¡Bienvenidos hermanos afganos!

Los ecuatorianos debemos respetar y cumplir los compromisos adquiridos en defensa de la plena vigencia de los derechos humanos’.
No sé cuántas familias provenientes de Afganistán vendrán al Ecuador. Desde ya les anticipo mi más cálida y cordial bienvenida.
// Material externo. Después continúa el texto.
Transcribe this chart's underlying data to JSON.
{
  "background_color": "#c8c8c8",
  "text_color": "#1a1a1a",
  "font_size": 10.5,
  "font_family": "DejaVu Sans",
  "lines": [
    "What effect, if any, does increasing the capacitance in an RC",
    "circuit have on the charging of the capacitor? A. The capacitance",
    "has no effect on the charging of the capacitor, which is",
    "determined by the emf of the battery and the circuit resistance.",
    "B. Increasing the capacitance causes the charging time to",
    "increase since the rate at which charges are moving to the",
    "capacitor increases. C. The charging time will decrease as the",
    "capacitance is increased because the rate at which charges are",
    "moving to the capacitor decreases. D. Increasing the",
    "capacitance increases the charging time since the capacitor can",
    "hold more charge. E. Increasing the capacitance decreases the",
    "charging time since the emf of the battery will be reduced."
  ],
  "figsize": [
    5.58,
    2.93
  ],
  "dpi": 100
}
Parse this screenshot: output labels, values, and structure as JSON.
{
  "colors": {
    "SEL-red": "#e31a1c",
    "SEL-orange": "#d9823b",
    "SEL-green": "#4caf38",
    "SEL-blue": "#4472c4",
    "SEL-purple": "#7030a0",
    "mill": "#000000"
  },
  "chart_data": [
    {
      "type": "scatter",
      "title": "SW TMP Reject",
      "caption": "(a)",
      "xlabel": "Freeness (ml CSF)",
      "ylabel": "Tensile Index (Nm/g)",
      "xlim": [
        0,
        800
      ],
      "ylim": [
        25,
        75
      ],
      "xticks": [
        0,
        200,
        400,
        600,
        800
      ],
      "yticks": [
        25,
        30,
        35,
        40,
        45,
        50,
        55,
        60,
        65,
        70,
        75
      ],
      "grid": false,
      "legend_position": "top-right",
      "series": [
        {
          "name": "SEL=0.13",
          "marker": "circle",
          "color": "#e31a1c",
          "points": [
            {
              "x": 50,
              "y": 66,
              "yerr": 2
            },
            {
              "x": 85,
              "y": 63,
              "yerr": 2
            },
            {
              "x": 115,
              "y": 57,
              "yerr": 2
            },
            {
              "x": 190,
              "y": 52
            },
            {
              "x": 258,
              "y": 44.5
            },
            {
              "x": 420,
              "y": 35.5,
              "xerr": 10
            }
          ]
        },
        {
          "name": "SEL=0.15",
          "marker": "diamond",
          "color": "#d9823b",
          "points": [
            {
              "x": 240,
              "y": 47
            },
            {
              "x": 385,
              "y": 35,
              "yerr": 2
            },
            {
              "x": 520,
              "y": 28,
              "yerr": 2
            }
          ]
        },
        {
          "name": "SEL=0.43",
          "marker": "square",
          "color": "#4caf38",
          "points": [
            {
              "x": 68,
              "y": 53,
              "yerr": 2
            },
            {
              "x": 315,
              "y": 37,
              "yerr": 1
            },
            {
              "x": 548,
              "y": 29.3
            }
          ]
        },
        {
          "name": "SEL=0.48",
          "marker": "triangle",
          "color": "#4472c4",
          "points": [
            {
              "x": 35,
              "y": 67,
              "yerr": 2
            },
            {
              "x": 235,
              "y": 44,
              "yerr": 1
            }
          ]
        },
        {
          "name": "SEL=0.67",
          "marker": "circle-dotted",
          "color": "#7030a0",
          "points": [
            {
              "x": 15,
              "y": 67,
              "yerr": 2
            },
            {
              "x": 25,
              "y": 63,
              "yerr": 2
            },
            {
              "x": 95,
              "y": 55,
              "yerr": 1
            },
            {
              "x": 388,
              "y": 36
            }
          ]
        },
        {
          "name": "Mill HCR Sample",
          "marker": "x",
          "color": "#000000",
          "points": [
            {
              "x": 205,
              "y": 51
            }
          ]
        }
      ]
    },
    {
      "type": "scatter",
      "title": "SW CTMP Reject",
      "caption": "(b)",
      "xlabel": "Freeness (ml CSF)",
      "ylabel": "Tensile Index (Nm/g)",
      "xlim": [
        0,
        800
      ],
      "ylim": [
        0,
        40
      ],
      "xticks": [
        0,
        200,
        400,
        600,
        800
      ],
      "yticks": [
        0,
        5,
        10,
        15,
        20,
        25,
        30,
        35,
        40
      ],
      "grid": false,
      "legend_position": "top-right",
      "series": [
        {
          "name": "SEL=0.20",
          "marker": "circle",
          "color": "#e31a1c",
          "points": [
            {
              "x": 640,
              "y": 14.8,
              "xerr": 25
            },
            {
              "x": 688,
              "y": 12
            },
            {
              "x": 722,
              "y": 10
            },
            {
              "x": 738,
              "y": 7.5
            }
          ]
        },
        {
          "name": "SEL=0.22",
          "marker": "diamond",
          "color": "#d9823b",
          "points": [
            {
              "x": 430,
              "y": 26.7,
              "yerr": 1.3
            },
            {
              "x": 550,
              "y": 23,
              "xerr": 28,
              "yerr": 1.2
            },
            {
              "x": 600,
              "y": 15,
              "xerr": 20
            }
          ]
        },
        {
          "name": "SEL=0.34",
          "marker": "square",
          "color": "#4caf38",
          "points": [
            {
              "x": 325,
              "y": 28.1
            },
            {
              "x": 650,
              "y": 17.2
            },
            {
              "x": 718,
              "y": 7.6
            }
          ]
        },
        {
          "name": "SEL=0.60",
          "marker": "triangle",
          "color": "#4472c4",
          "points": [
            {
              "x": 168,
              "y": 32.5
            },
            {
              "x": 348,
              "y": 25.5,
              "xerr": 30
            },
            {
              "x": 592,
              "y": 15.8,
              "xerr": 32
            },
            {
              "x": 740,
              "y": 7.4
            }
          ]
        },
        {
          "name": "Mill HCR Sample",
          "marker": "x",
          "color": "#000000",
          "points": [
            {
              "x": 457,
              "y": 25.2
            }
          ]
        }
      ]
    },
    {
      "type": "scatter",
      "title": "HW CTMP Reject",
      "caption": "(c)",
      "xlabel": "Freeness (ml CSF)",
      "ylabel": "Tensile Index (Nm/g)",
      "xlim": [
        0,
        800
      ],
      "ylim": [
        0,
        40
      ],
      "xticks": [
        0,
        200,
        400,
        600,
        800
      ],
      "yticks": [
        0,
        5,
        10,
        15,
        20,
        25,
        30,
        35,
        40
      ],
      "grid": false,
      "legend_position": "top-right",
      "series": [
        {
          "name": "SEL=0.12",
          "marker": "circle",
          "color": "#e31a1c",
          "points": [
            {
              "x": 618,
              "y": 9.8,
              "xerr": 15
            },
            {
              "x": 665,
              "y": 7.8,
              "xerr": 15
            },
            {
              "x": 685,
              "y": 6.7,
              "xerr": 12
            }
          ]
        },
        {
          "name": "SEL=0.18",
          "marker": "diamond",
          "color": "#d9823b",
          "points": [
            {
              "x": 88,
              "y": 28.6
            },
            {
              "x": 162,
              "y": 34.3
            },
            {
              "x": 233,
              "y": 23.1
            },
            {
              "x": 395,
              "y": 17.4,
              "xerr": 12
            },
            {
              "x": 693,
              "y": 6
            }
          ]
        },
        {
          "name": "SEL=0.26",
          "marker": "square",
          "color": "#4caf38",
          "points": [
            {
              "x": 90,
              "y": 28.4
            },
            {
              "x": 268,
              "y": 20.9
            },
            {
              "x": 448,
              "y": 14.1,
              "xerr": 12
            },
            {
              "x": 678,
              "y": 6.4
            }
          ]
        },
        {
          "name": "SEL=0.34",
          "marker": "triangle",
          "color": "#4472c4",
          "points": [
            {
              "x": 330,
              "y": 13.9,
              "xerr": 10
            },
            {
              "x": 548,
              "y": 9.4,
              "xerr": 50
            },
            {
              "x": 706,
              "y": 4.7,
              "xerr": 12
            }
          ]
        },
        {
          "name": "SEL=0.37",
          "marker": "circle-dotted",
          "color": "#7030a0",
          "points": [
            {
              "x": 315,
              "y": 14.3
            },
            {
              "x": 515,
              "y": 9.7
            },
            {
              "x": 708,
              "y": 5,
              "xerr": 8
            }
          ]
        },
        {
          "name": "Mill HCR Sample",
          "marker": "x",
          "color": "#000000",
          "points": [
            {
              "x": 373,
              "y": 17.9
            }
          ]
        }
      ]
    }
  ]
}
No he sufrido muchos días los rigores del exilio pero, los que viví resultaron suficientes para entender la plenitud del valor de la solidaridad.
¡Qué sanador de cualquier pena es recibir el amistoso afecto de quien estás conociendo por primera vez!
¡Qué gratificante ser apreciado como ser humano y recibir un tratamiento fraternal en nombre del amor compartido por las libertades o como manifestación práctica de un mandato de fe, sin que importe que lo compartas o no!
Mil más razones tendría para ir a contracorriente de un pensamiento, que ya se intuye, pletórico del mayor prejuicio de los seres humanos, ese que nos aleja de la condición de tales: el temor a lo desconocido, peor todavía cuando el fanatismo ha llevado a alguno de los compatriotas de quienes van a ser nuestros huéspedes, a realizar acciones bárbaras, para nosotros, que para ellos son la manifestación de la más profunda adhesión a su credo: la inmolación acompañada de la mayor cantidad de muertes posibles. (Qué triste debe ser matar en nombre de Dios.)
Sin duda, desde este lado del mundo, ese comportamiento merece una absoluta repulsa. (Vaya nuestro abrazo fraternal a los familiares de las víctimas.) En ese sentimiento existirá toda una gama de reacciones, con seguridad ninguna favorable a los fanáticos pero, déjenme argumentar, los que potencialmente podrían desear alojarse entre nosotros son los que huyen, los que quieren ponerse lejos de esas y de otras atrocidades.
En todo caso, es imposible siempre anticipar comportamientos, peor todavía cuando se trata, para el juicio de muchos repletos de ignorancia, incluyéndome, de casi extraterrestres.
No hemos llegado todos a “compartir un sentimiento de comunidad de destino compartido terrestre, de hijos de la Tierra; de ser ciudadanos de nuestra Tierra-patria”. Vale la pena hacerlo. Ciudadanos del mundo, al fin. Cosmopolitas. Tal cual nuestro Juan Montalvo, que enseñó: Aquel que no tiene algo de Quijote no merece el aprecio de sus semejantes.